After you set up DataHub, you will be able to access the Manage Routing Rules area to create and view rules. When you first set up DataHub, there will be a rule, called Default. This rule will route all collected log data by DataHub to a log called Default.
To create a routing rule:
- From the left menu in InsightOps, go to Manage Data Routes.
- Click Add route.

- When the Add Route panel appears, enter a name for the rule.
- Use the following parameters to create your rule:
- Route Name: Any generic string notating the name of the route.
- Route Description: Any generic string notating the description of the route.
- Syslog Hostname: You can break out routes to specific logs based on hostname, if you need. Enter the hostname, such as a mail server.
- Syslog Tag: You can break out routes to specific logs based on process, if you need. Enter the process name, such as
sshd
. - Matching Pattern: The pattern DataHub uses to match log entries to place into the log file defined. To forward all logs from a specific host, use “.*”.
- Log Name and Destination Log Set: Specify the location you want to load all log entries.
- Create the route. It will appear in the route table after it is created.
Configure Clients
InsightOps agents, as well as syslog clients, can communicate through the DataHub. For the agent, you need to supply the IP or hostname and port used by Datahub.
For syslog clients, you need to specify the IP or hostname in the syslog.conf
file.
To configure syslog clients:
- Run
#/sbin/ifconfig
to find the IP address of the DataHub server. - Add the following line to the /etc/rsyslog.conf of each client:
*.*@@<IPADDRESS_TO_DATAHUB>:10000
. - Run
sudo service rsyslog restart
to restart rsyslog daemon. - Run
logger -t test from InsightOps
to test the integration.
View Health and Debugging Logs
By default, DataHub will log extra data to your InsightOps account.

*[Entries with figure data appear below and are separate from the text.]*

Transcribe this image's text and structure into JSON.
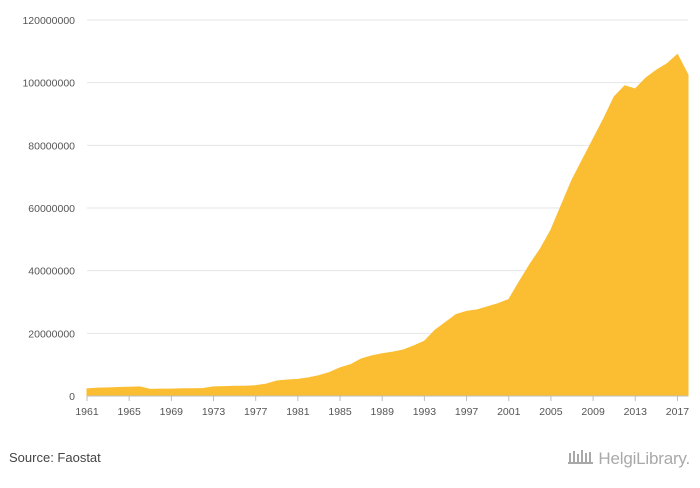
{
  "chart_data": {
    "type": "area",
    "title": "",
    "xlabel": "",
    "ylabel": "",
    "ylim": [
      0,
      120000000
    ],
    "yticks": [
      0,
      20000000,
      40000000,
      60000000,
      80000000,
      100000000,
      120000000
    ],
    "ytick_labels": [
      "0",
      "20000000",
      "40000000",
      "60000000",
      "80000000",
      "100000000",
      "120000000"
    ],
    "xlim": [
      1961,
      2018
    ],
    "xticks": [
      1961,
      1965,
      1969,
      1973,
      1977,
      1981,
      1985,
      1989,
      1993,
      1997,
      2001,
      2005,
      2009,
      2013,
      2017
    ],
    "xtick_labels": [
      "1961",
      "1965",
      "1969",
      "1973",
      "1977",
      "1981",
      "1985",
      "1989",
      "1993",
      "1997",
      "2001",
      "2005",
      "2009",
      "2013",
      "2017"
    ],
    "grid": true,
    "legend": "none",
    "color": "#FBBE32",
    "x": [
      1961,
      1962,
      1963,
      1964,
      1965,
      1966,
      1967,
      1968,
      1969,
      1970,
      1971,
      1972,
      1973,
      1974,
      1975,
      1976,
      1977,
      1978,
      1979,
      1980,
      1981,
      1982,
      1983,
      1984,
      1985,
      1986,
      1987,
      1988,
      1989,
      1990,
      1991,
      1992,
      1993,
      1994,
      1995,
      1996,
      1997,
      1998,
      1999,
      2000,
      2001,
      2002,
      2003,
      2004,
      2005,
      2006,
      2007,
      2008,
      2009,
      2010,
      2011,
      2012,
      2013,
      2014,
      2015,
      2016,
      2017,
      2018
    ],
    "y": [
      2300000,
      2500000,
      2600000,
      2700000,
      2800000,
      2900000,
      2100000,
      2200000,
      2200000,
      2300000,
      2300000,
      2400000,
      2900000,
      3000000,
      3100000,
      3100000,
      3300000,
      3800000,
      4800000,
      5100000,
      5300000,
      5800000,
      6500000,
      7500000,
      9000000,
      10000000,
      11800000,
      12800000,
      13500000,
      14000000,
      14700000,
      16000000,
      17500000,
      21000000,
      23500000,
      26000000,
      27000000,
      27500000,
      28500000,
      29500000,
      30800000,
      36500000,
      42000000,
      47000000,
      53000000,
      61000000,
      69000000,
      75500000,
      82000000,
      88500000,
      95500000,
      99000000,
      98000000,
      101500000,
      104000000,
      106000000,
      109000000,
      102500000
    ]
  },
  "footer": {
    "source": "Source: Faostat",
    "brand": "HelgiLibrary."
  }
}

The following data will be added:
- datahub.log: The DataHub log you can use to debug any running issues. It can always help keep up to date with your current version of DataHub. You can access the log at
/var/log/datahub/datahub.log
. - Heartbeat.log: The Heartbeat log is a health check sent to DataHub every 5 minutes. It will post a simple message to your log to let you know that DataHub is currently logging. With this feature, you can use Inactivity Alerting to let you know when DataHub is no longer sending logs to InsightOps.